Your reputation is bad. What can you do now?
First, consider re-branding your public front. Change the name of the business. Change the location of the business. If the latter doesn't work, refresh the entire layout and content of the business. Change your logo as well. To put it simply, you're making an effort to cut connections to the previous public incarnation of your business, drastically reducing the negative baggage that you'll be carrying with you into the future.
Second, understand what caused the negative reputation. Why did people think your business was disreputable? Don't use your energy looking for people to blame; instead, you're looking for business attributes you can change to address that negative reputation. Whatever the concerns were, seek out ways to change your business to address those concerns.
Third, make your changes clear without announcing them. Don't mention the previous concerns, but make a point of the things you've changed positively in your business. If you've updated your storefront, let people know with a sign advertising the changes. If you've changed your employees, put your new employees up front so that people can see the fresh faces. If you're recovering from a long-established bad reputation, don't dwell on that, but focus instead on the positive things you're changing now and let people know about them.

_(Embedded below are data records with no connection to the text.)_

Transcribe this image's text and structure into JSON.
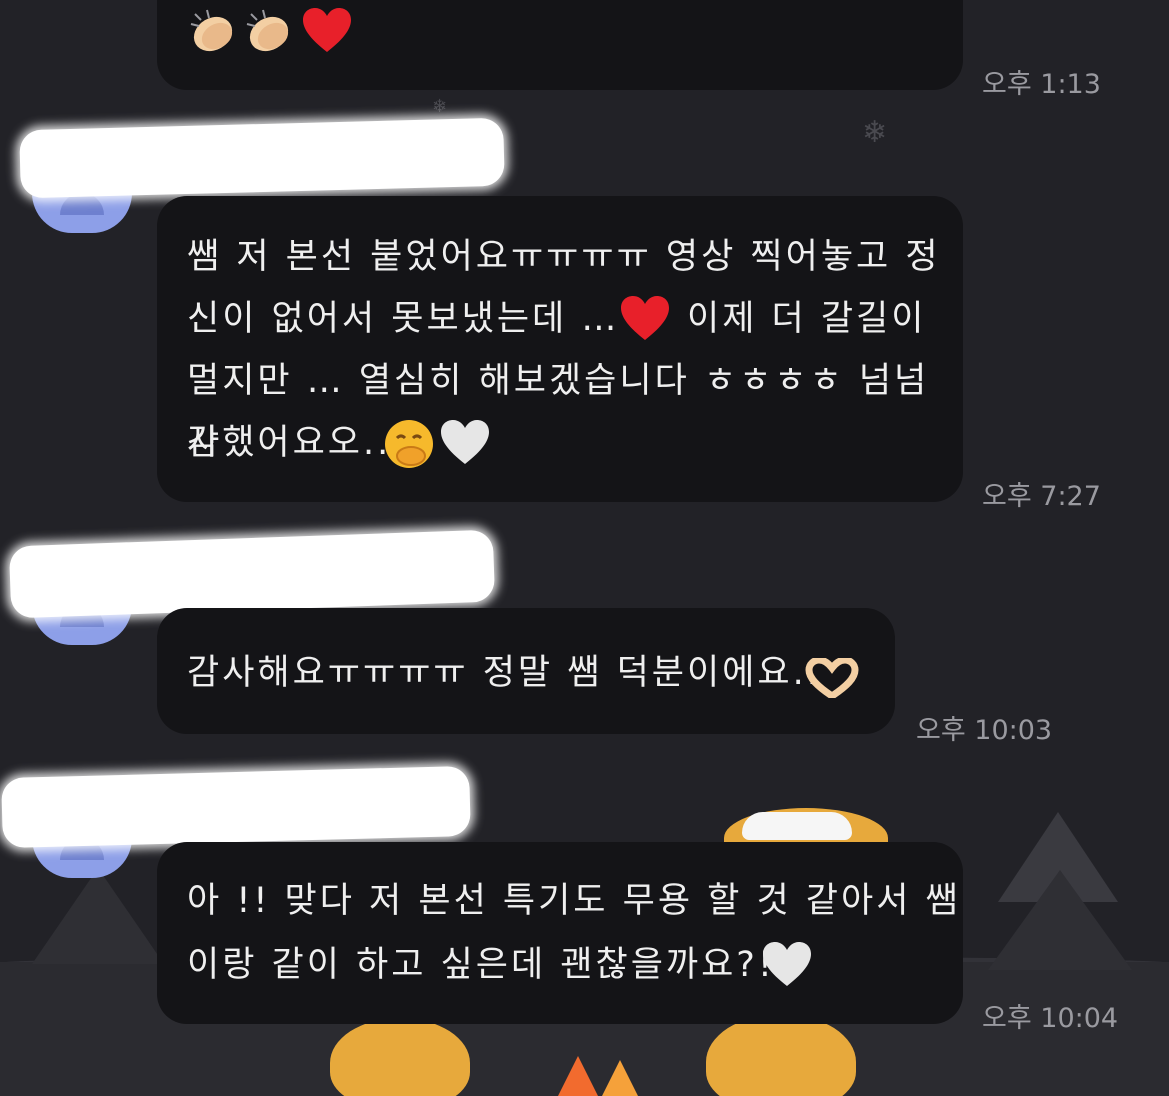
{
  "messages": [
    {
      "text": "",
      "emoji": [
        "clapping-hands",
        "clapping-hands",
        "red-heart"
      ],
      "time": "오후 1:13"
    },
    {
      "lines": [
        "쌤 저 본선 붙었어요ㅠㅠㅠㅠ 영상 찍어놓고 정",
        "신이 없어서 못보냈는데 …",
        "이제 더 갈길이",
        "멀지만 … 열심히 해보겠습니다 ㅎㅎㅎㅎ 넘넘 감",
        "사했어요오.."
      ],
      "emoji": [
        "red-heart",
        "face-with-hand-over-mouth",
        "white-heart"
      ],
      "time": "오후 7:27"
    },
    {
      "lines": [
        "감사해요ㅠㅠㅠㅠ 정말 쌤 덕분이에요.."
      ],
      "emoji": [
        "heart-hands"
      ],
      "time": "오후 10:03"
    },
    {
      "lines": [
        "아 !! 맞다 저 본선 특기도 무용 할 것 같아서 쌤",
        "이랑 같이 하고 싶은데 괜찮을까요?!"
      ],
      "emoji": [
        "white-heart"
      ],
      "time": "오후 10:04"
    }
  ],
  "colors": {
    "background": "#222227",
    "bubble": "#141417",
    "text": "#efefef",
    "timestamp": "#9a9aa0",
    "avatar": "#8d9fe8",
    "red_heart": "#e8202a",
    "white_heart": "#e6e6e6",
    "skin_emoji": "#f3cfa3",
    "bear": "#e7a93c",
    "fire": "#f26b2e"
  },
  "icons": {
    "snowflake": "snowflake-icon",
    "avatar": "profile-avatar"
  }
}
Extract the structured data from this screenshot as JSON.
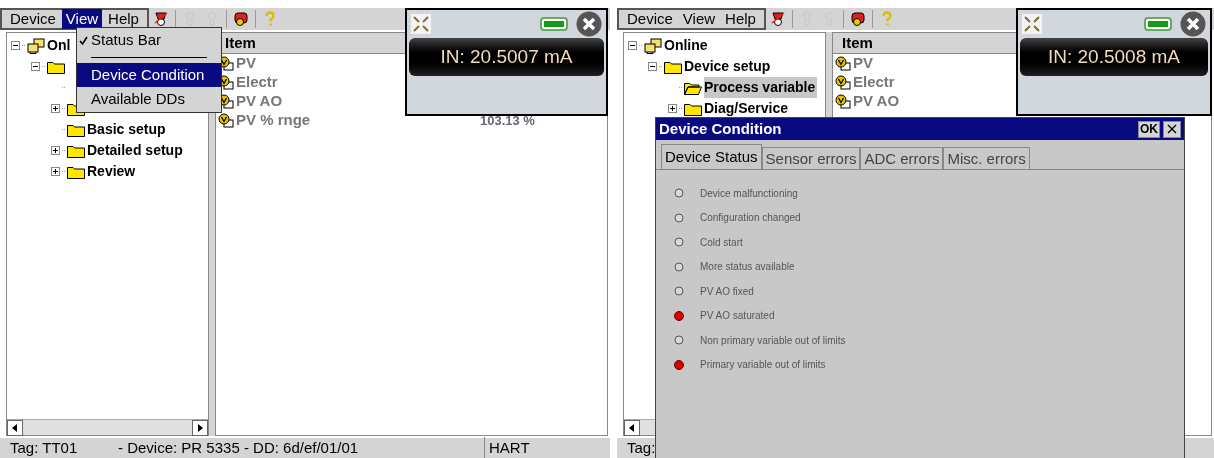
{
  "screens": [
    {
      "menu": [
        {
          "label": "Device",
          "selected": false
        },
        {
          "label": "View",
          "selected": true
        },
        {
          "label": "Help",
          "selected": false
        }
      ],
      "toolbar": [
        {
          "kind": "pin",
          "disabled": false
        },
        {
          "kind": "probe",
          "disabled": true
        },
        {
          "kind": "probe",
          "disabled": true
        },
        {
          "kind": "device",
          "disabled": false
        },
        {
          "kind": "help",
          "disabled": false
        }
      ],
      "tree": [
        {
          "kind": "online",
          "label": "Onl",
          "expanded": true,
          "selected": false,
          "children": [
            {
              "kind": "folder",
              "expanded": true,
              "selected": false,
              "children": [
                {
                  "kind": "hidden",
                  "selected": false
                },
                {
                  "kind": "folder",
                  "expanded": false,
                  "selected": false
                },
                {
                  "kind": "folder",
                  "label": "Basic setup",
                  "selected": false
                },
                {
                  "kind": "folder",
                  "label": "Detailed setup",
                  "expanded": false,
                  "selected": false
                },
                {
                  "kind": "folder",
                  "label": "Review",
                  "expanded": false,
                  "selected": false
                }
              ]
            }
          ]
        }
      ],
      "list": {
        "column": "Item",
        "rows": [
          {
            "label": "PV"
          },
          {
            "label": "Electr"
          },
          {
            "label": "PV AO"
          },
          {
            "label": "PV % rnge",
            "value": "103.13 %"
          }
        ]
      },
      "readout": "IN: 20.5007 mA",
      "status": {
        "tag": "Tag: TT01",
        "device": "- Device: PR 5335 - DD: 6d/ef/01/01",
        "protocol": "HART"
      },
      "dropdown": [
        {
          "kind": "check",
          "label": "Status Bar",
          "checked": true
        },
        {
          "kind": "separator"
        },
        {
          "kind": "item",
          "label": "Device Condition",
          "selected": true
        },
        {
          "kind": "item",
          "label": "Available DDs",
          "selected": false
        }
      ]
    },
    {
      "menu": [
        {
          "label": "Device",
          "selected": false
        },
        {
          "label": "View",
          "selected": false
        },
        {
          "label": "Help",
          "selected": false
        }
      ],
      "toolbar": [
        {
          "kind": "pin",
          "disabled": false
        },
        {
          "kind": "probe",
          "disabled": true
        },
        {
          "kind": "probe",
          "disabled": true
        },
        {
          "kind": "device",
          "disabled": false
        },
        {
          "kind": "help",
          "disabled": false
        }
      ],
      "tree": [
        {
          "kind": "online",
          "label": "Online",
          "expanded": true,
          "selected": false,
          "children": [
            {
              "kind": "folder",
              "label": "Device setup",
              "expanded": true,
              "selected": false,
              "children": [
                {
                  "kind": "folder-open",
                  "label": "Process variable",
                  "selected": true
                },
                {
                  "kind": "folder",
                  "label": "Diag/Service",
                  "expanded": false,
                  "selected": false
                }
              ]
            }
          ]
        }
      ],
      "list": {
        "column": "Item",
        "rows": [
          {
            "label": "PV"
          },
          {
            "label": "Electr"
          },
          {
            "label": "PV AO"
          }
        ]
      },
      "readout": "IN: 20.5008 mA",
      "status": {
        "tag": "Tag:"
      },
      "dialog": {
        "title": "Device Condition",
        "ok": "OK",
        "tabs": [
          {
            "label": "Device Status",
            "selected": true
          },
          {
            "label": "Sensor errors",
            "selected": false
          },
          {
            "label": "ADC errors",
            "selected": false
          },
          {
            "label": "Misc. errors",
            "selected": false
          }
        ],
        "items": [
          {
            "label": "Device malfunctioning",
            "on": false
          },
          {
            "label": "Configuration changed",
            "on": false
          },
          {
            "label": "Cold start",
            "on": false
          },
          {
            "label": "More status available",
            "on": false
          },
          {
            "label": "PV AO fixed",
            "on": false
          },
          {
            "label": "PV AO saturated",
            "on": true
          },
          {
            "label": "Non primary variable out of limits",
            "on": false
          },
          {
            "label": "Primary variable out of limits",
            "on": true
          }
        ]
      }
    }
  ]
}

Fourth, re-establish yourself in the community. Often, businesses with bad reputations also have a healthy dose of no reputation at all with many people in your community. Your business is often unknown by many people, particularly newer people in the community. That offers you a great opportunity to make yourself known to them with a clean slate. Use some basic techniques for getting the word out about your business as though it were a new business: direct mailings, community involvement, advertising and so on.
Finally, adopt strict policies that do not allow you to backslide. It is very easy for a business to change their ways for a short while, then fall back into the behaviors that caused their poor reputation in the first place. Don't allow that to happen. Right now is the time to change everything about how you conduct business, top to bottom, and establish new ways of doing things that don't allow for the behaviors that persisted before. If you had problems with billing, a new billing procedure and software can fix that. If you had problems with cleanliness, a change in employee responsibility following a cleaning of the house can fix that.
A long-established bad reputation can take a very long time to fix and can sometimes require a complete re-branding of the business. You may also want to ask yourself if it might not be smarter to simply start over from scratch.